Sullivan: We're paying Carroll's wages out of our own pockets... We want the best team because we are West Ham fans - 7M sport

Sullivan: We're paying Carroll's wages out of our own pockets... We want the best team because we are West Ham fans



I have a say

Posted Friday, September 21, 2012 by Dailymail

Sullivan: We're paying Carroll's wages out of our own pockets... We want the best team because we are West Ham fans
Legacy: Sullivan and co-owner David Gold (left) stand in front of the Olympic Stadium

You do wonder why, having sold Birmingham City, he and Gold did not just buy themselves a box at Upton Park. ‘It’s not the same though,’ he says. ‘You want to influence things. You want to make things happen. I think the club might have gone bust had we not stepped in. It is our intention, over the next couple of years, to pay off the debt and then be owed the money by the club. But we will be friendly bankers. The club won’t have to pay any interest if they don’t want to. If and when the club have some money they might pay a bit off.

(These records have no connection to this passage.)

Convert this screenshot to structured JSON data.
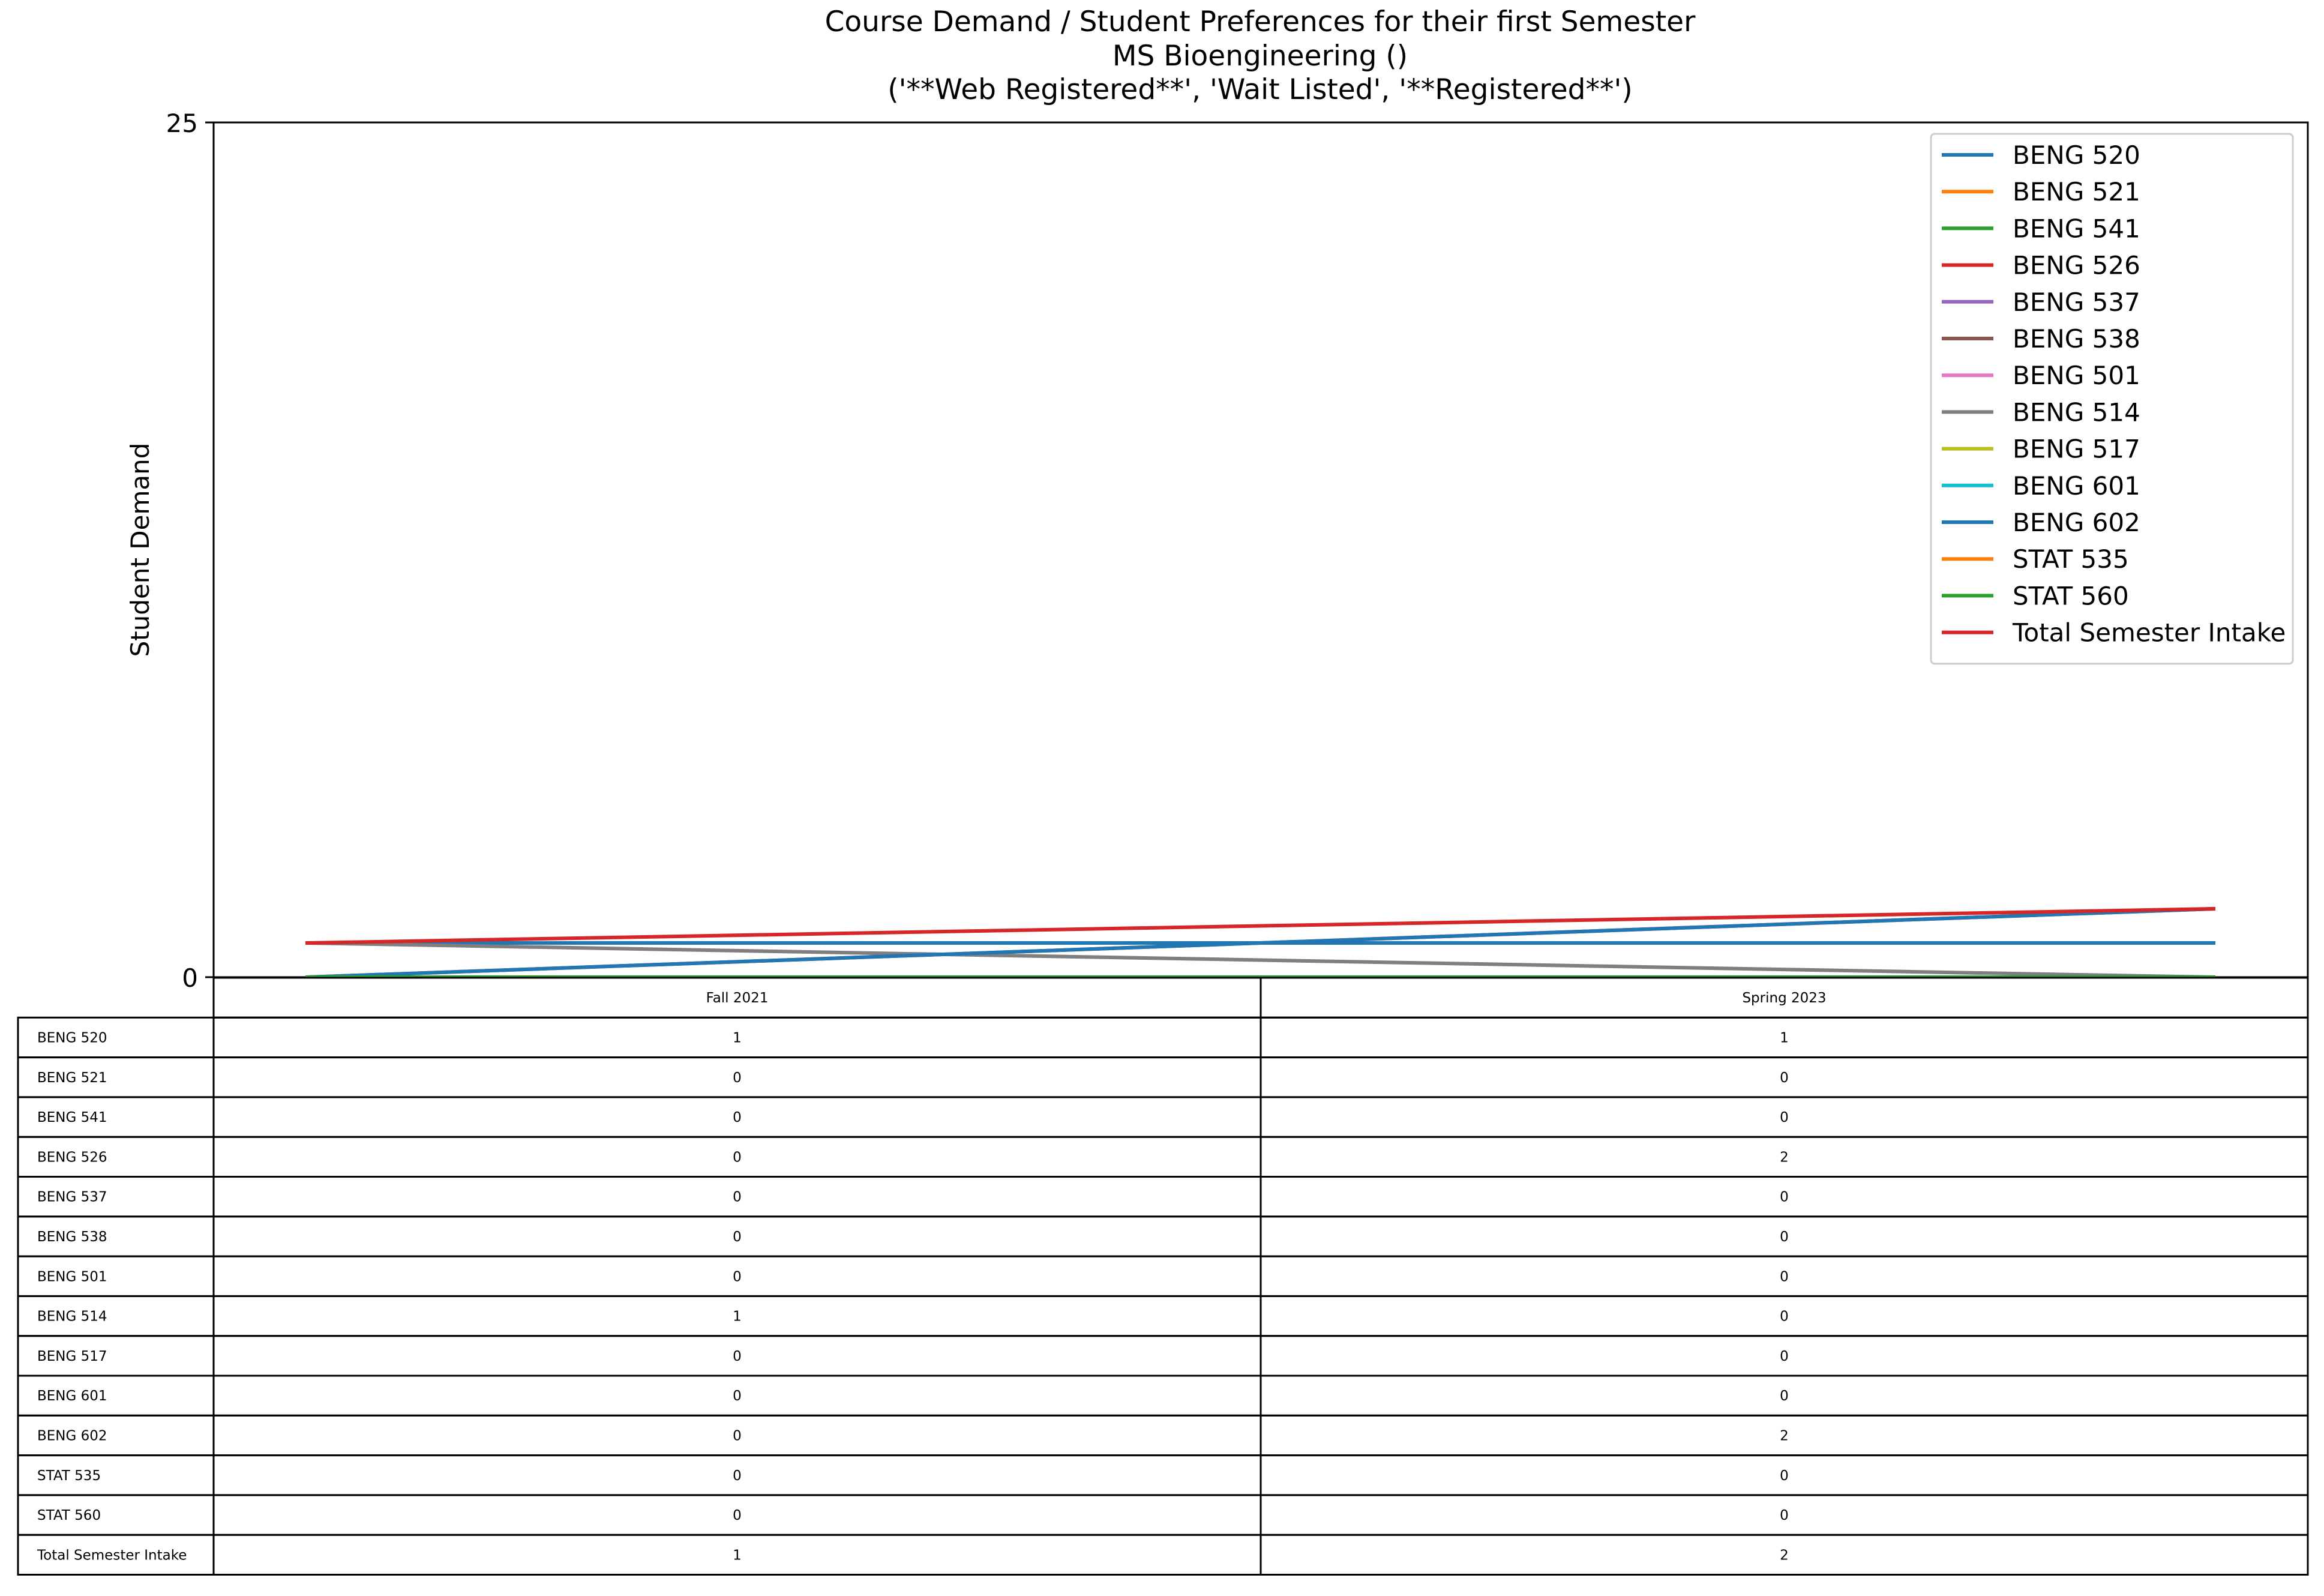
{
  "chart_data": {
    "type": "line",
    "title_lines": [
      "Course Demand / Student Preferences for their first Semester",
      "MS Bioengineering ()",
      "('**Web Registered**', 'Wait Listed', '**Registered**')"
    ],
    "xlabel": "",
    "ylabel": "Student Demand",
    "ylim": [
      0,
      25
    ],
    "y_ticks": [
      0,
      25
    ],
    "categories": [
      "Fall 2021",
      "Spring 2023"
    ],
    "legend_position": "top-right",
    "series": [
      {
        "name": "BENG 520",
        "color": "#1f77b4",
        "values": [
          1,
          1
        ]
      },
      {
        "name": "BENG 521",
        "color": "#ff7f0e",
        "values": [
          0,
          0
        ]
      },
      {
        "name": "BENG 541",
        "color": "#2ca02c",
        "values": [
          0,
          0
        ]
      },
      {
        "name": "BENG 526",
        "color": "#d62728",
        "values": [
          0,
          2
        ]
      },
      {
        "name": "BENG 537",
        "color": "#9467bd",
        "values": [
          0,
          0
        ]
      },
      {
        "name": "BENG 538",
        "color": "#8c564b",
        "values": [
          0,
          0
        ]
      },
      {
        "name": "BENG 501",
        "color": "#e377c2",
        "values": [
          0,
          0
        ]
      },
      {
        "name": "BENG 514",
        "color": "#7f7f7f",
        "values": [
          1,
          0
        ]
      },
      {
        "name": "BENG 517",
        "color": "#bcbd22",
        "values": [
          0,
          0
        ]
      },
      {
        "name": "BENG 601",
        "color": "#17becf",
        "values": [
          0,
          0
        ]
      },
      {
        "name": "BENG 602",
        "color": "#1f77b4",
        "values": [
          0,
          2
        ]
      },
      {
        "name": "STAT 535",
        "color": "#ff7f0e",
        "values": [
          0,
          0
        ]
      },
      {
        "name": "STAT 560",
        "color": "#2ca02c",
        "values": [
          0,
          0
        ]
      },
      {
        "name": "Total Semester Intake",
        "color": "#d62728",
        "values": [
          1,
          2
        ]
      }
    ]
  }
}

‘It means my kids will inherit less money because of West Ham and it will be the same for David Gold’s kids. But we’ve got very supportive families who also love the club. We’re all committed.

‘Now, if the king of Saudi Arabia wants to buy West Ham we would happily step aside for the good of the club.
But we wouldn’t step aside for a mystery foreign buyer whose financial resources we have no knowledge of.’

He has mixed feelings about certain foreign owners, his views influenced by the erosion of what he considers a boardroom tradition at matches. ‘There are good examples of foreign  ownership,’ he says. ‘Man City and
Chelsea are terrific. But if things go bad for a foreign owner it’s easy to walk away.

‘Roman Abramovich and Sheik Mansour are in it for the fun. It’s a hobby. Randy Lerner is here to make money.
The Americans at Man United and Liverpool are here to make money. The Sunderland guy has a strategy to make money. But when it comes to the boardroom you rarely meet them. It’s sad. In the old days it was lovely.

There would be banter but you’d also exchange ideas, share thoughts. But the new brigade, you don’t see.

‘It actually started with Sir John Hall at Newcastle. He’d pop his head around the door, say hello and then disappear. I thought it was rude. The worst is Aston Villa, because they put the visiting directors in a room with the corporate home fans. We got loads of abuse because we were the former owners of Birmingham. We were treated appallingly. I nearly did it to them in retaliation but I wasn’t prepared to stoop to their level.

‘At West Ham we’ve got the best boardroom in the Premier League. We give the visiting directors the best table, right in the middle. It’s the friendliest. It’s lovely.’

He also likes to think it is now in safe hands.